How many times we have read the “fusion” label stuck to an indigestibly shallow mingle-mangle of an album and instantly felt the urge of throwing up, heaven only knows. For our good luck, there are still musicians who absorb hundreds of influences and synthesize them into substances that transmit, for lack of a better word, peace. Such is the case of left-handed guitarist Simon Thacker, who cites anything but the proverbial kitchen sink (including Hendrix and – get this – Megadeth) amidst his juvenile (or less) passions. At any rate, the principal focus of Thacker’s work resides in the chemical action between Eastern and Western components to bring forth various forms of aural compensation flavored with proper spiritual vibe. Music that sounds honestly melodic, intelligibly involved, rhythmically ambitious but, at the same time, effortlessly assimilable. And without traces of postcard commonplaces, believe it or not.

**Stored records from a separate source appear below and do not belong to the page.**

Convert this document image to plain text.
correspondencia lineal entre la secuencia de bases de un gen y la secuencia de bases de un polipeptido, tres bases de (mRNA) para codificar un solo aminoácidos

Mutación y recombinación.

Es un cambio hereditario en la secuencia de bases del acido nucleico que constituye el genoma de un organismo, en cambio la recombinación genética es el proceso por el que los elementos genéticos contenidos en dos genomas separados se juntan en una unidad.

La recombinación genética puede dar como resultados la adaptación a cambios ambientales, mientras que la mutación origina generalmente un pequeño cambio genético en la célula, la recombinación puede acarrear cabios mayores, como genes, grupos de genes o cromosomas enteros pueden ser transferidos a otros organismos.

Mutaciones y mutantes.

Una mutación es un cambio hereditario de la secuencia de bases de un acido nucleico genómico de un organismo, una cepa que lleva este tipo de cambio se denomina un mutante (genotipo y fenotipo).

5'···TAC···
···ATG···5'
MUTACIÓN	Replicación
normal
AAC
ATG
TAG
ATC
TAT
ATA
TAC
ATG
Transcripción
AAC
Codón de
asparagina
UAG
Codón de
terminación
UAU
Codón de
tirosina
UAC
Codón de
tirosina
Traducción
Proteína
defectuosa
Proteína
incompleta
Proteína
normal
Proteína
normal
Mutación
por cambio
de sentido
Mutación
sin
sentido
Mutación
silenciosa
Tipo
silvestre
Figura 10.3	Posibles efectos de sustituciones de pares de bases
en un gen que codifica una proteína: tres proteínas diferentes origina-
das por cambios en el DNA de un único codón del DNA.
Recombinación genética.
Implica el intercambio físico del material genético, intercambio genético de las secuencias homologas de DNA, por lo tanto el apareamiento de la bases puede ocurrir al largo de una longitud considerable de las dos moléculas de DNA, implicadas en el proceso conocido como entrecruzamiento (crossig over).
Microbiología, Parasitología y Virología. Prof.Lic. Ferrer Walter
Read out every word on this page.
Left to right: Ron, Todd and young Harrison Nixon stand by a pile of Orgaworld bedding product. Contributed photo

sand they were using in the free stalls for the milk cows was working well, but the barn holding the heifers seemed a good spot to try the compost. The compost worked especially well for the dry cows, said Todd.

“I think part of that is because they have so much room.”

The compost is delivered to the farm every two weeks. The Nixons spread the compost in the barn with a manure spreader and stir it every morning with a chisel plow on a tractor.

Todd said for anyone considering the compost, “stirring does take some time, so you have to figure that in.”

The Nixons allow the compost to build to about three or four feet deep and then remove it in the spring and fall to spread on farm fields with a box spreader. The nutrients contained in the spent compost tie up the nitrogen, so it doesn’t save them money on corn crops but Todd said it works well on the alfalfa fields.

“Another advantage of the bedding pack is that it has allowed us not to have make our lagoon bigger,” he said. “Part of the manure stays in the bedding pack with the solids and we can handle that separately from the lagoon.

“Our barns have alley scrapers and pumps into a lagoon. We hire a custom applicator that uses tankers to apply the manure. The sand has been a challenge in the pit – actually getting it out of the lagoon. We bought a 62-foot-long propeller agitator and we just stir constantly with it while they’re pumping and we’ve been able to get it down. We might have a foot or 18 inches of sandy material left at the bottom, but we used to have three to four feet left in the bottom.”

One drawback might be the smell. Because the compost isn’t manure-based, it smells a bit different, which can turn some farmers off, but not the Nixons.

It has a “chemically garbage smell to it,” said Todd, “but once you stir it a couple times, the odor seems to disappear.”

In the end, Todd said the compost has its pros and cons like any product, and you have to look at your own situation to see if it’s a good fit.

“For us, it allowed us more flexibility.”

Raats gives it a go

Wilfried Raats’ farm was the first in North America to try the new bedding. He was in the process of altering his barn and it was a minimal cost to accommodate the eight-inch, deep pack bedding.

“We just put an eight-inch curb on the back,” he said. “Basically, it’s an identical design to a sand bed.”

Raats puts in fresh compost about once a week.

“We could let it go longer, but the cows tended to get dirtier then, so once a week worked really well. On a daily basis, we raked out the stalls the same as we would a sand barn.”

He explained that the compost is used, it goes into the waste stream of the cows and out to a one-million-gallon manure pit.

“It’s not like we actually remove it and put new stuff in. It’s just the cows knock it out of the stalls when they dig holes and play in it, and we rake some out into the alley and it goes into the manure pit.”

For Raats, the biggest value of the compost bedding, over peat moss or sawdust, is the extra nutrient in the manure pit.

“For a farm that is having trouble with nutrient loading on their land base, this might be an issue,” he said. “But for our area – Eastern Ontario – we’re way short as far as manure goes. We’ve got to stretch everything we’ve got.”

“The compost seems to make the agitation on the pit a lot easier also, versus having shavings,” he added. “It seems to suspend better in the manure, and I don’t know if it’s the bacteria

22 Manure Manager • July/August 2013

The leader is gifted with an unwavering yet super-sensible touch, a style unintoxicated by trivial tricks and thus cleanly efficient. Fans of John McLaughlin circa Natural Elements and Egberto Gismonti (just to name two names, one should add more to this list) will have no trouble in welcoming the forward-looking “rational emotionality” shown by the Edinburgh-based virtuoso, who penned several chapters in the program. In that sense, the gorgeous “Svaranjali” is my overall favorite of the whole CD; I heartily invite everybody to take a look at the YouTube clip of this piece – Thacker has a great channel there. Other highlights are Terry Riley’s “SwarAmant”, 14 minutes of rewarding display of lynx-eyed skill where Shave’s violin and Sabri’s tabla interact like constituents of a single body, and the cycle “The Five Elements” composed by Nigel Osborne. The latter includes a portion of Japjit Kaur’s contribution to the record; another is featured in a tryptic of attractive Punjabi folksongs towards the end of the set. The vocalist’s near-infantile tones are a little perplexing at the beginning; however, as soon as you become acquainted with that enchanting sinlessness, the realization that this type of accent is essential for the tunes is immediate.
There are lots of cultural derivations and technical details in this material, impossible to quote in the space of a mere writeup; a surgical analysis of the liners (and a visit to the composer’s website) will disclose the experiential extents of a man who strives to make brain and heart fight to a draw. After spending a few days with Rakshasa, this writer feels that the goal has been achieved.